Bathroom in a box: Eager Iowa contractors snatching them up

2022-06-19 18:28:25 By : Ms. Anne Tang

Sitting in the concrete skeleton of the Hilton being constructed in downtown Des Moines is a large box wrapped in white plastic.

Pull off some tape, poke your head inside and you'll see an entire bathroom: toilet, sink, shower, tile floors, and polished fixtures — everything but the mirror.

It’s one of about 300 prefabricated bathroom pods general contractor Weitz Co. plans to install at the eight-story convention hotel.

The bathrooms are being built on an assembly line in Ohio and will be trucked to Des Moines, where a crane will hoist them into the hotel and crews will wheel them into place.

For large-scale projects like hotels, hospitals and dorms around the country, contractors are increasingly turning to prefabrication, installing the modular bathrooms instead of building them from scratch on-site, industry experts say.

“It’s becoming more common because (it offers) a higher level of accuracy, better finishes and less variability than on the construction site,” said Larry Cormicle, a senior lecturer in construction engineering at Iowa State University.

The trend started with hospitals, which often feature hundreds of identical rooms conveniently assembled in a factory setting, Cormicle said.

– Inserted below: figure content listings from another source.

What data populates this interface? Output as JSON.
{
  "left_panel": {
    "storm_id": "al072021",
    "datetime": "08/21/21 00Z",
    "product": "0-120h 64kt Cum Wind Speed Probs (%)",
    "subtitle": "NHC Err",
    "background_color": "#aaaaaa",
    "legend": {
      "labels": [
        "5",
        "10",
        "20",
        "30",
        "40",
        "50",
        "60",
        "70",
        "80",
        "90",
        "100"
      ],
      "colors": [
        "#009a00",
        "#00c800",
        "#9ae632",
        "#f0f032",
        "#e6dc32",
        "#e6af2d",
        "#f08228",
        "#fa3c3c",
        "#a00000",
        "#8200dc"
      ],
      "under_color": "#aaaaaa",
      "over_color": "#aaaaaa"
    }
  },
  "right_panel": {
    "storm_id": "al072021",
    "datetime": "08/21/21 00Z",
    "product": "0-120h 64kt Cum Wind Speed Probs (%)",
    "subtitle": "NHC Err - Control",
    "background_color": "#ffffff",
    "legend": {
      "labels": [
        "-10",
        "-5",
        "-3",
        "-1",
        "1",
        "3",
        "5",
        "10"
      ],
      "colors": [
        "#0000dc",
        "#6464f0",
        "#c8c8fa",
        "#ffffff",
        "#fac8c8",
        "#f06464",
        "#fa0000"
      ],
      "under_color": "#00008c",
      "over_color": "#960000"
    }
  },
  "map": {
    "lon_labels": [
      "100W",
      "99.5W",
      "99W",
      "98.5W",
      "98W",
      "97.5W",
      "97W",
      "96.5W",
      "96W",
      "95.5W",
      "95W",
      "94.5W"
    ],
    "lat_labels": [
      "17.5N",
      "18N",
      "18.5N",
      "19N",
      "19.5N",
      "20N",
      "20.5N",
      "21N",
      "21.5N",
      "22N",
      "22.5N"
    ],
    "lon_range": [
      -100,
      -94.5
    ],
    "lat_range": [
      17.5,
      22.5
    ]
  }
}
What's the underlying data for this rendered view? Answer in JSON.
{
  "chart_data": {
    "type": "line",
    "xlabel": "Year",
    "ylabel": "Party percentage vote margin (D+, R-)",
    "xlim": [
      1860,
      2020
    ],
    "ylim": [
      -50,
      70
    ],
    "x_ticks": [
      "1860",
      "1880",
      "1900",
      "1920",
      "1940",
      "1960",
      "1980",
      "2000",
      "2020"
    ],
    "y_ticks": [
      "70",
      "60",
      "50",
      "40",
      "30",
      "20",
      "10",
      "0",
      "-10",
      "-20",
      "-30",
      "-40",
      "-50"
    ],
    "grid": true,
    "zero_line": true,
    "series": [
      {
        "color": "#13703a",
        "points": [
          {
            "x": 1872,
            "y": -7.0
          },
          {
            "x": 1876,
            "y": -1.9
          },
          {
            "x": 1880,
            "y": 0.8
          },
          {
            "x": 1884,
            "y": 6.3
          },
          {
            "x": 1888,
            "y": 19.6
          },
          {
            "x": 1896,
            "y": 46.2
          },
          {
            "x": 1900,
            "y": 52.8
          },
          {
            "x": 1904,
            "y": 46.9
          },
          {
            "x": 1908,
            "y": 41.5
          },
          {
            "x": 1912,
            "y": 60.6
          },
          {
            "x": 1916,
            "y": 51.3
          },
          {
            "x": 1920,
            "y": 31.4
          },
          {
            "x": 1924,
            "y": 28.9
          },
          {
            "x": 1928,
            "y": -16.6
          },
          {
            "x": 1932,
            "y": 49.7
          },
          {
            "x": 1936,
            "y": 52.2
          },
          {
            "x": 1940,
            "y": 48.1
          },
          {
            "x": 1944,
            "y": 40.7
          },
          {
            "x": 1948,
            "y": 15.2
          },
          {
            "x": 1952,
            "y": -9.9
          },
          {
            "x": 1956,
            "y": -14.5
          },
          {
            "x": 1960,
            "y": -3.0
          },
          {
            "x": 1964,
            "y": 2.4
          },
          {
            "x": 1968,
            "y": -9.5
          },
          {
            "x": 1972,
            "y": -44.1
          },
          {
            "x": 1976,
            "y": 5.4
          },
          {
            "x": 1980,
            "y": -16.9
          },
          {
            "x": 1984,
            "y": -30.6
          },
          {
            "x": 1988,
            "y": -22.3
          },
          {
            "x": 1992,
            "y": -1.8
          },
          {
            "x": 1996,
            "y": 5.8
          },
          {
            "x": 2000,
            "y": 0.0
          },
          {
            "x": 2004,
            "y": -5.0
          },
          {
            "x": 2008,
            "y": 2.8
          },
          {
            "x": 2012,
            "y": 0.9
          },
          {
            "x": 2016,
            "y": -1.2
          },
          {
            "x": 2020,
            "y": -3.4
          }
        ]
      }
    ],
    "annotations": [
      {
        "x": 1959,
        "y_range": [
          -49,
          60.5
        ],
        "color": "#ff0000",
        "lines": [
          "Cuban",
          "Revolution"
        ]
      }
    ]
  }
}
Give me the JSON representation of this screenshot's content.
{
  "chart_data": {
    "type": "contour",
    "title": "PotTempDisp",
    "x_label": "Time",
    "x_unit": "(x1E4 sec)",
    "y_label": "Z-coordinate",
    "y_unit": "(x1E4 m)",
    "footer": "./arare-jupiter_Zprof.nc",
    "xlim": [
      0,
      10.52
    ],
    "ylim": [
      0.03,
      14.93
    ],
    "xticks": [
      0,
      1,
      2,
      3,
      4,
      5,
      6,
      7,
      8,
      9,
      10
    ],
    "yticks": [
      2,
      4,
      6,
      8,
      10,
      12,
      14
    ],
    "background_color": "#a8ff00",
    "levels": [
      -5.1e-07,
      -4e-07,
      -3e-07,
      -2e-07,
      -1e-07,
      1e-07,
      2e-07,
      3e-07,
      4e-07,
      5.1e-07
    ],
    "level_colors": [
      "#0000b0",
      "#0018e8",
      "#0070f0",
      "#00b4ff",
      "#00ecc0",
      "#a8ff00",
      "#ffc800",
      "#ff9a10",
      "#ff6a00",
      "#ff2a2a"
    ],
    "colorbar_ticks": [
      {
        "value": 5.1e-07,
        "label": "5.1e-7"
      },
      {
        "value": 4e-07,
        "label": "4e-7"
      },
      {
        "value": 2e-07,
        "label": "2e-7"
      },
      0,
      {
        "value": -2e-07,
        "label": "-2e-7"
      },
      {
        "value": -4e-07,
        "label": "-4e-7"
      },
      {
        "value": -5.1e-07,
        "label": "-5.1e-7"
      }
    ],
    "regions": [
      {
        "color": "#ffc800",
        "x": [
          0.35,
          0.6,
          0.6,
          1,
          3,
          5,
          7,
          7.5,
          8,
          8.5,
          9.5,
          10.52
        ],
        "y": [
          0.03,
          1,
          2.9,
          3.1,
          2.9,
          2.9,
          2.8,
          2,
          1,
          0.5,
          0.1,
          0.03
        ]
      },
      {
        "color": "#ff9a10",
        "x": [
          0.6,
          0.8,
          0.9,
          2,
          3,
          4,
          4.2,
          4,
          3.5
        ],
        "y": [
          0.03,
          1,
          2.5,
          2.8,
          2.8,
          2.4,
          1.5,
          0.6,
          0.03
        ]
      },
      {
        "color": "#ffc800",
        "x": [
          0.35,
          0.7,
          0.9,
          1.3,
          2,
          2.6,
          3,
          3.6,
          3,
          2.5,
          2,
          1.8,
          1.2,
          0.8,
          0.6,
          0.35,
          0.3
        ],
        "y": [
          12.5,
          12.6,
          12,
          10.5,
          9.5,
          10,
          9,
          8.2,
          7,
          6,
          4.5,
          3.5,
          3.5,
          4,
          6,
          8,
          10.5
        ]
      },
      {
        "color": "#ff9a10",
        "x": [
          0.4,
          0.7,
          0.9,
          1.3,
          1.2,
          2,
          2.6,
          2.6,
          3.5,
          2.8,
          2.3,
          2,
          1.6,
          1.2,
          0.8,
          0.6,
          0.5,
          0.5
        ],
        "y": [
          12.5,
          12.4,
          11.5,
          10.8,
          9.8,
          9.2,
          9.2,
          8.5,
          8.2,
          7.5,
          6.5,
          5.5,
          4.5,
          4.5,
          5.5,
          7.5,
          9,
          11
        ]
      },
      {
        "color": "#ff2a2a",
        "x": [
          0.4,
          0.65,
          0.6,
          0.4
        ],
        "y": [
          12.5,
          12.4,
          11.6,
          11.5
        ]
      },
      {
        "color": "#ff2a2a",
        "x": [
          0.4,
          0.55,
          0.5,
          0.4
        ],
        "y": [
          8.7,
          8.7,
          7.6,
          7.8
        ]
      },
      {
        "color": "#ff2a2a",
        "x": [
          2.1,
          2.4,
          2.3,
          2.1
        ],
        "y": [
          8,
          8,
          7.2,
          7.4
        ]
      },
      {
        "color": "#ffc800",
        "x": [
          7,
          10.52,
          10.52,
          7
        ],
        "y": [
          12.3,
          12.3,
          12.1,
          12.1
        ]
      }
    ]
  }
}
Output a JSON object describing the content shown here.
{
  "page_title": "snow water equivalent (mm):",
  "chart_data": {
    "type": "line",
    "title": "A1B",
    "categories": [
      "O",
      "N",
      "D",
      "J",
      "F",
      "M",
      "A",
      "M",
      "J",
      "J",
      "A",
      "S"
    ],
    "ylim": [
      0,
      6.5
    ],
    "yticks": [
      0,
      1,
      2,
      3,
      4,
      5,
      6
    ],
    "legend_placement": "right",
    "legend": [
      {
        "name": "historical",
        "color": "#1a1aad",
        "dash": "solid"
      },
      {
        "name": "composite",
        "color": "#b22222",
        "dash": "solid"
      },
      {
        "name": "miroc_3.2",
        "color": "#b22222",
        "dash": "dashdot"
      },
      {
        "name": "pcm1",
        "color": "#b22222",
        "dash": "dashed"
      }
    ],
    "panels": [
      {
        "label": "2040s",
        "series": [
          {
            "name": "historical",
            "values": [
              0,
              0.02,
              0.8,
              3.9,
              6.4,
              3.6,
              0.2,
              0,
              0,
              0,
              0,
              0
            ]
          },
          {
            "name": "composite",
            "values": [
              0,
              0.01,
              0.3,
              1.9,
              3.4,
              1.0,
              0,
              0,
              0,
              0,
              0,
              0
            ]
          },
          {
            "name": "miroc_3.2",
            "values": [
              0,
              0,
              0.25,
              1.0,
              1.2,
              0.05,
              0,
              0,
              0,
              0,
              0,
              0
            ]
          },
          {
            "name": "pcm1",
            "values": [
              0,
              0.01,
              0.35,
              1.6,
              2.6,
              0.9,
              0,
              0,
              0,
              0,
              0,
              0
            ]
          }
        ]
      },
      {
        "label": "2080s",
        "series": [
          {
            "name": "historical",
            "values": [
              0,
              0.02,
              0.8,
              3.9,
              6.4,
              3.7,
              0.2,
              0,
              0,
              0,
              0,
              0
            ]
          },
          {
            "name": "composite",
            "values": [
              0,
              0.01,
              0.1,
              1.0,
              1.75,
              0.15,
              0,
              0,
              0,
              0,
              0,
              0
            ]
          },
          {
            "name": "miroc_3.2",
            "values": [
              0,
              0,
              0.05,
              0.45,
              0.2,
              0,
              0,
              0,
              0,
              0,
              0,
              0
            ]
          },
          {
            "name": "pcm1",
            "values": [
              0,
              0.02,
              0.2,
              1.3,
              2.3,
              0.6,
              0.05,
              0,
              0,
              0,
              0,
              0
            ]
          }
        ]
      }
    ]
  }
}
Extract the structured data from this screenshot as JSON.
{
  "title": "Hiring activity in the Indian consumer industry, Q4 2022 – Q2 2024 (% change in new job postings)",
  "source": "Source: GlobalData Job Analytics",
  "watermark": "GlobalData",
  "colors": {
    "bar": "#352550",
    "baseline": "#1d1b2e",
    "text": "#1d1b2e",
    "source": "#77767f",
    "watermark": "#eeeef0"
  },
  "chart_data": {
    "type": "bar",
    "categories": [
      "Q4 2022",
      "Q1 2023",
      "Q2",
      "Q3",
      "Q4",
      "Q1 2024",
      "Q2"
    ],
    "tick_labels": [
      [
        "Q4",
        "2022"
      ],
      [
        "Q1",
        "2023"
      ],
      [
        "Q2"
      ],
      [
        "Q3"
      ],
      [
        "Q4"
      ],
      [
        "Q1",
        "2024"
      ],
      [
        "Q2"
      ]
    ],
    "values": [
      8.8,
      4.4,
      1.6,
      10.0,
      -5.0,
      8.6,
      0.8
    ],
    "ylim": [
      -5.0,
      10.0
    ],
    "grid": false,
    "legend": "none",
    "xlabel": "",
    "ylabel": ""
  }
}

More recently, hotels, universities and senior housing developers have followed suit.

Cormicle expects prefabrication to become more popular in the coming years, thanks to a shortage of skilled construction tradesman and demands for efficiency.

Fast food companies, for example, might start to building their restaurants in modular pieces in a factory and assembling them on-site, he said.

It’s not new. Disney was stacking prefabricated resort rooms as early as the 1970s.

But the $100 million Hilton is the first project in Des Moines and likely the first in the state to use completely prefabricated bathrooms, said Ben Bunge, a project manager for Weitz Co.

“We’re not reinventing the wheel, we’re just bringing it to Iowa,” he said.

A few of the bathroom pods have arrived. The rest will be shipped by mid-July.

Construction workers buzzed around the Hilton site one recent morning. The 330-room hotel connected to the Iowa Events Center is scheduled to open in March 2018.

Weitz is gearing up to pour the concrete roof and has started to install windows and exterior panels.

White rectangles painted on the concrete floors mark will each bathroom pod will be installed. Once in place, hotel guests won’t be able to tell the bathroom was built three states away, Bunge said.

Only the hotel's handicapped accessible bathrooms will be built on site. 

For Weitz, there isn’t much cost savings, but the prefab bathrooms are expected to reduce construction time by about a month and improve safety and consistency, he said.

The 10-foot by 5-foot bathrooms are built on a rolling assembly line by PIVOTek, a suburban Cincinnati manufacturer.  

When built on-site, bathrooms are often a time-consuming part of the job. It can take 10 or more tradesman to complete a bathroom (think paint, tile, plumbing, fixtures and electrical systems) and because bathrooms are small, only one person can work at a time.  

And when bathrooms are built on-site, tradesman have to carry their tools and material from room-to-room, which creates more job sites hazards and waste that must be hauled away, Bunge said.

Prefabrication might not be a welcomed trend for all. Work that would have been done by local electricians, plumbers and drywall installers has been transferred to an out-of-state factory.

Bunge said Weitz hasn’t received pushback from trade unions about the prefabricated bathrooms. There are so many construction projects underway in Des Moines that contractors are having to bring in tradesmen from other areas, he said.

The downtown Hilton is the first project on which Weitz is using prefab bathrooms. The Des Moines-based contractor plans to use them again for a senior housing development in Nebraska.

They require more upfront planning. Weitz had to get buy-in from subcontractors and building inspectors. And there is some added risk to calculate: Will the on-site cost savings outweigh the added costs of trucking the bathroom pods?

But Bunge thinks Weitz and other contractors will increasingly considering using prefabricated rooms.